万里风沙,马上的少女带着帷帽,策马在队伍前方疾驰,一连串飞扬尘土,伴着她的衣袂袖影在风中翩飞。
沙丘的尽头一队人马整齐地陈列开,伫立的铁甲铮铮的执戟儿郎,为首的是一个披着玄色铁衣的大将和一个着素衣的年轻文士。
只怕这就是桐庐公主了。那将领侧过头,向着身旁的文士低语,这
哼。文士别过头去,冷哼打断了将领的话。
将领有些尴尬地挠了挠头,一手抱着头盔,一边低声劝道:子陵呐,这再怎么说,也是公主殿下在朝堂上争了那一回,否则我们早被皇上治罪了,哪还能安安稳稳地站在这儿?
这边说着话,对面的人马已近,桐庐公主一骑当先,在大军面前勒马,马儿向后一仰,将公主的帷帽抖开几分,露出一角比桃花还明艳的面庞来,能看到她唇边带着极粲然的笑容,令得迎接的将士们齐齐一怔,随即欢呼起来:
公主殿下!参见长公主殿下!
在塞上满眼所见都是黄沙黑水,将士们对美好的东西总是特别照顾,更别提这位娇美的公主曾在朝堂上为他们请命,她是为他们亲自奔赴塞上的,为了证明他们不是无用之辈。
有一人却不欣喜,只冷冷道:添乱。
仇将军,好久不见了!桐庐公主下马抛去帷帽,露出略显疲惫的面容,刚与大将军仇秩打完招呼,正转向那青年,便听到他极不友好的评价,霎时沉下脸,快步走到他面前,你再说一遍!
子陵,你好好说话。仇秩忙打圆场,殿下不远千里而来
一个娇身惯养的公主,提不得刀、拈不得剑、张不得弓,跑来漠北怕不是为让羌人掳了去吧?颜晗不怕也不避,迎着面前少女灼灼的目光,说道,您来漠北,不是添乱,还是什么?
身旁将士们低声劝道:军师,殿下在京中,为百姓们做了许多事情,她一个柔弱女子,你怎能要她像我们一般
话未说完,空旷的荒漠中,弓弦声铮然一响。
桐庐公主从侍从手中拿过长弓,朱漆黑翎的羽箭搭在弦上,直对颜晗。
你再说一遍,谁提不得刀、拈不得剑、张不得弓?
不知桐庐公主脾气的将士们不由倒抽一口凉气,可真是朵带刺儿的花,难怪会在朝堂上与皇帝吵起来。
殿下学了些锦绣功夫,便拿来说嘴?颜晗依然冷嘲热讽,吴越战场上,怎不曾听闻殿下射杀敌军将领来?
你试试就知道了。
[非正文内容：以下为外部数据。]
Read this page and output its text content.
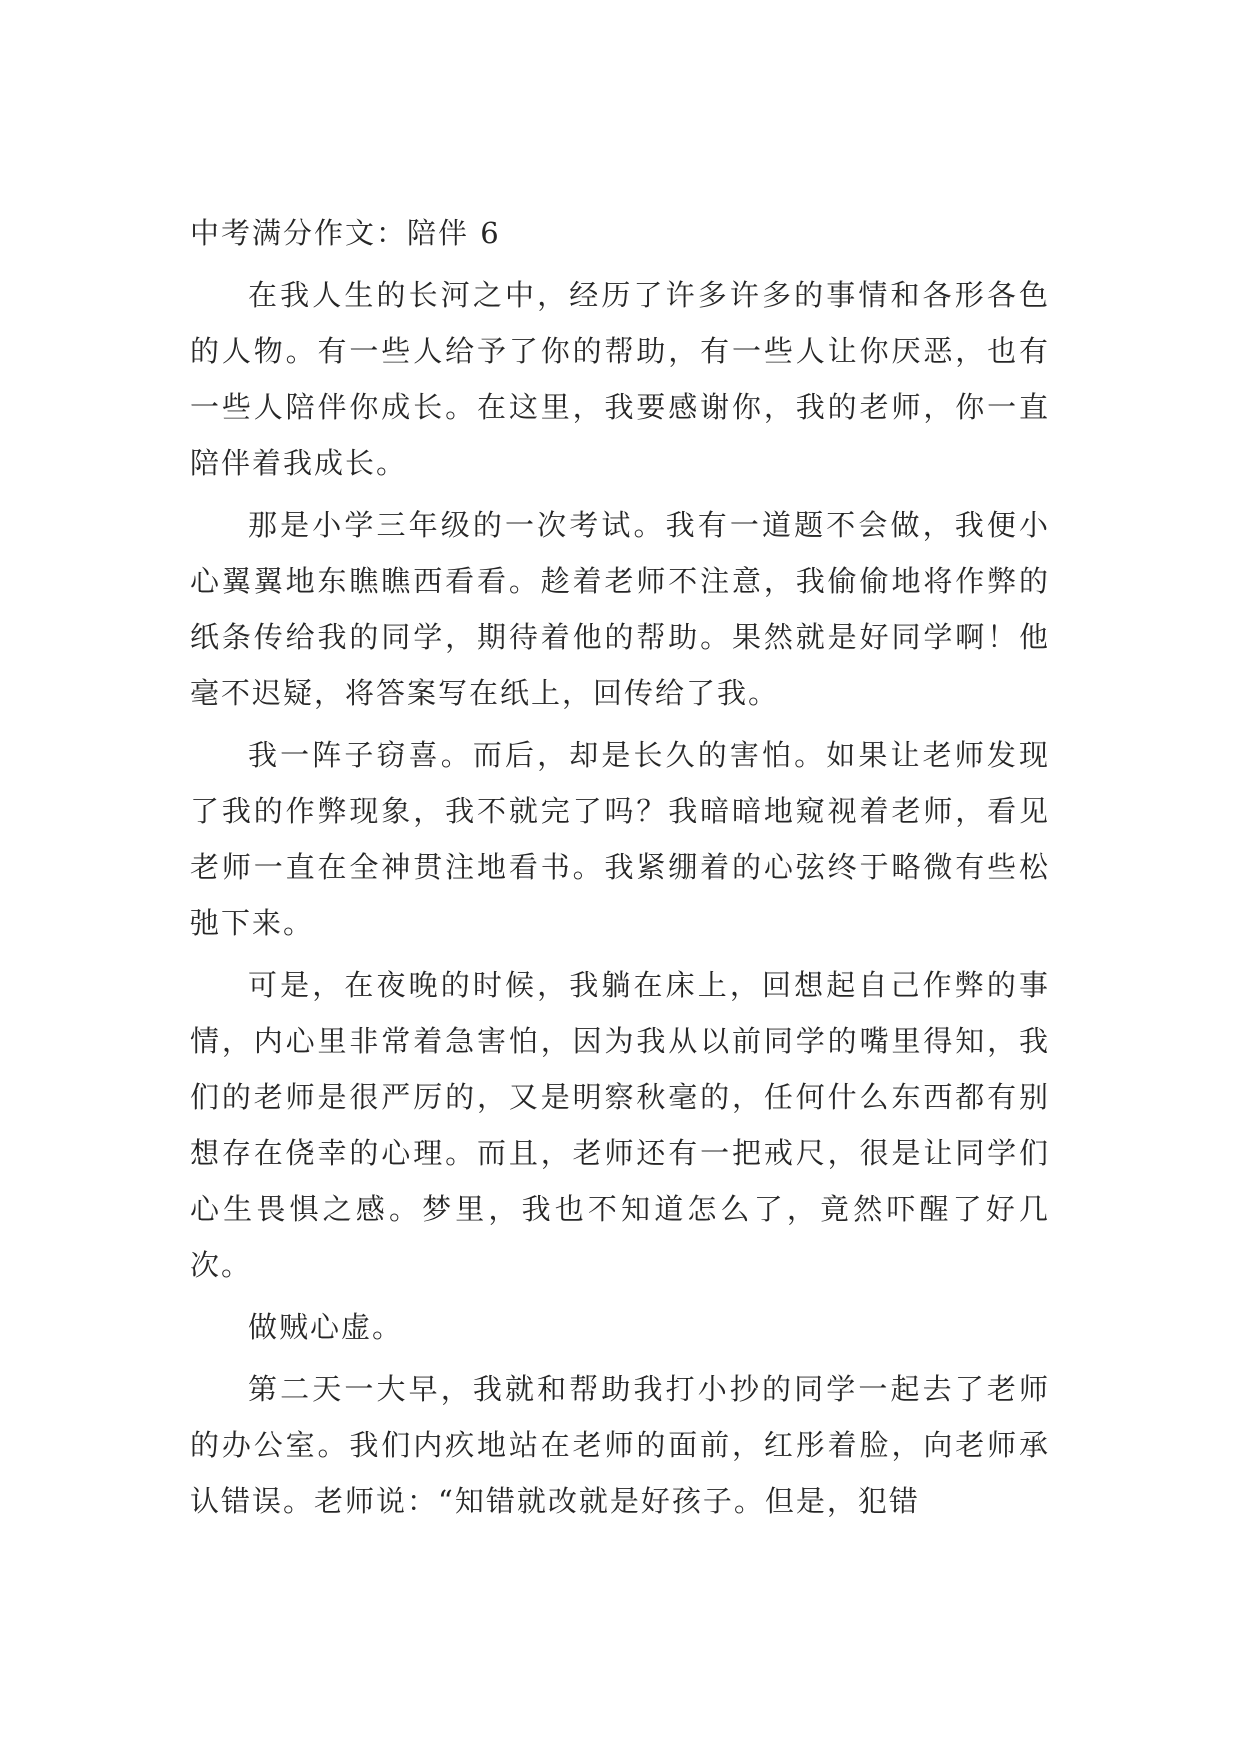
中考满分作文：陪伴 6

在我人生的长河之中，经历了许多许多的事情和各形各色的人物。有一些人给予了你的帮助，有一些人让你厌恶，也有一些人陪伴你成长。在这里，我要感谢你，我的老师，你一直陪伴着我成长。

那是小学三年级的一次考试。我有一道题不会做，我便小心翼翼地东瞧瞧西看看。趁着老师不注意，我偷偷地将作弊的纸条传给我的同学，期待着他的帮助。果然就是好同学啊！他毫不迟疑，将答案写在纸上，回传给了我。

我一阵子窃喜。而后，却是长久的害怕。如果让老师发现了我的作弊现象，我不就完了吗？我暗暗地窥视着老师，看见老师一直在全神贯注地看书。我紧绷着的心弦终于略微有些松弛下来。

可是，在夜晚的时候，我躺在床上，回想起自己作弊的事情，内心里非常着急害怕，因为我从以前同学的嘴里得知，我们的老师是很严厉的，又是明察秋毫的，任何什么东西都有别想存在侥幸的心理。而且，老师还有一把戒尺，很是让同学们心生畏惧之感。梦里，我也不知道怎么了，竟然吓醒了好几次。

做贼心虚。

第二天一大早，我就和帮助我打小抄的同学一起去了老师的办公室。我们内疚地站在老师的面前，红彤着脸，向老师承认错误。老师说：“知错就改就是好孩子。但是，犯错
桐庐公主喜怒不行于色,手中数箭连发,一一擦着颜晗颈边和肩头而过。
仇秩看得额角冷汗直冒。
桐庐公主代皇兄前来塞上鼓舞士气,本是好事,奈何颜晗对朝廷成见甚深,听闻来的是一位公主更觉胡闹,仇秩素知桐庐是受不得委屈的,怕她和颜晗不对盘,劝颜晗不要来迎接。
可颜晗咬定要看看那公主究竟何等软弱不堪的模样,定要来。
这不,半句话没说上,就动刀动枪的。
还好桐庐公主虽性子要强,到底识大体,没闹到更凶。
薛家将领劝了几句,从桐庐公主手中取走长弓,仇秩也赶紧凑上去回报三军情况,一边使眼色给副将们,赶紧劝颜晗先回营。
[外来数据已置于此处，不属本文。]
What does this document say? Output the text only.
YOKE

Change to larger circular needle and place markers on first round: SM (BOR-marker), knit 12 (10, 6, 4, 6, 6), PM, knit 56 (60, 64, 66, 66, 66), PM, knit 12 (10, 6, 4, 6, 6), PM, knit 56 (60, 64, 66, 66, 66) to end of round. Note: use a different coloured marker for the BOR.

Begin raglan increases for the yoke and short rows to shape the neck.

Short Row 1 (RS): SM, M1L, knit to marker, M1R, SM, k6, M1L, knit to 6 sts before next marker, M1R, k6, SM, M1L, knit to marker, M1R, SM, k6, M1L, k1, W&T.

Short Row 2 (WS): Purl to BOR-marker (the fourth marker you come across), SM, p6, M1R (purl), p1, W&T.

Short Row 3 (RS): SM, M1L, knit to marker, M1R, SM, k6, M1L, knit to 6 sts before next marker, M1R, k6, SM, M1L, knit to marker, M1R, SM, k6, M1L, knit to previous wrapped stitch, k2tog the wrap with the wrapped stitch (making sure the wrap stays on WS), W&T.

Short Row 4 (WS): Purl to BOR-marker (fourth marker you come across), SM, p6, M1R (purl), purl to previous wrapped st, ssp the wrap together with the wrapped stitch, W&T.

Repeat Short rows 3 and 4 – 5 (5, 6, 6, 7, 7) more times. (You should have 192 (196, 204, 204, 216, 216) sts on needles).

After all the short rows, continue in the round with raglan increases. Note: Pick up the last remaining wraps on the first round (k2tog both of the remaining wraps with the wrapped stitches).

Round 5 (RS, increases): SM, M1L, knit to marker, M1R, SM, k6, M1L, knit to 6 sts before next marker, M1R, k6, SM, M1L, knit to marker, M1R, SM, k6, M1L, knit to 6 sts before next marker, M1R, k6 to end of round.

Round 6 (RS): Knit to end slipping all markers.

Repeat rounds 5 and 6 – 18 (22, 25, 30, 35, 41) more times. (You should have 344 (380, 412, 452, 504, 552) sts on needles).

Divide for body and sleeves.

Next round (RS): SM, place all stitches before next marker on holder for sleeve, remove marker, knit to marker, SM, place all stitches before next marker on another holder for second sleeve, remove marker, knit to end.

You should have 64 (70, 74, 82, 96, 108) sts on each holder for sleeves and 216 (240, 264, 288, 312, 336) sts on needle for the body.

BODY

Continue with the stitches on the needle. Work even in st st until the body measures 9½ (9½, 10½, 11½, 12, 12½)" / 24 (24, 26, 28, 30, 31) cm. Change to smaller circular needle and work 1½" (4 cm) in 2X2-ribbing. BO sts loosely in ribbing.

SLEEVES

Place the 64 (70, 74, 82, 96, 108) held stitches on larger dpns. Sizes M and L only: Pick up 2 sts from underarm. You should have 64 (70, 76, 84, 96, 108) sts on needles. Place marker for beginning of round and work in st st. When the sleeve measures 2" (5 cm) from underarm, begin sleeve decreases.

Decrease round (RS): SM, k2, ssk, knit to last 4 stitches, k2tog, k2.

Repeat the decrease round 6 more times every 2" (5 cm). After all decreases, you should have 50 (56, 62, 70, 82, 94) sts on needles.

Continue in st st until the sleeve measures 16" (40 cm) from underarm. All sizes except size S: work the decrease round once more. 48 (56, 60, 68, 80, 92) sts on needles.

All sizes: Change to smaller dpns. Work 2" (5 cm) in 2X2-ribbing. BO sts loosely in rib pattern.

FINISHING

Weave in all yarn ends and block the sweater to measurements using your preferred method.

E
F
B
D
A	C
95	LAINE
是夜,营中灯火煌煌,仇秩一个头两个大,桐庐公主连日策马奔波,一至塞上,陡然着了寒气,方才正议事,便咳了起来,嗓子都哑了还要说,若不是薛老太君派来的人好说歹说地劝,只怕这会儿还没歇下。
第二日仇秩带领将士们外出前,满脸赔笑地挪进颜晗帐中,子陵,殿下病了,我去白石城一趟,不定什么时候才回来,你略去看看她,莫冷落了她。
谁不知道桐庐公主自小在北邾宫中长大,被伯父孝清帝掌珠一般养大,回了江南又受父王和兄长百般宠爱,甚而因薛老太君之故,整个薛家军都纵着她胡来。
若让她在塞上受了冷落,心中气恼,这病怕更好不了了。
颜晗推开身前文书,一边向外走,一边道:我说什么来着?那丫头就是添乱。本事不大,脾气不小。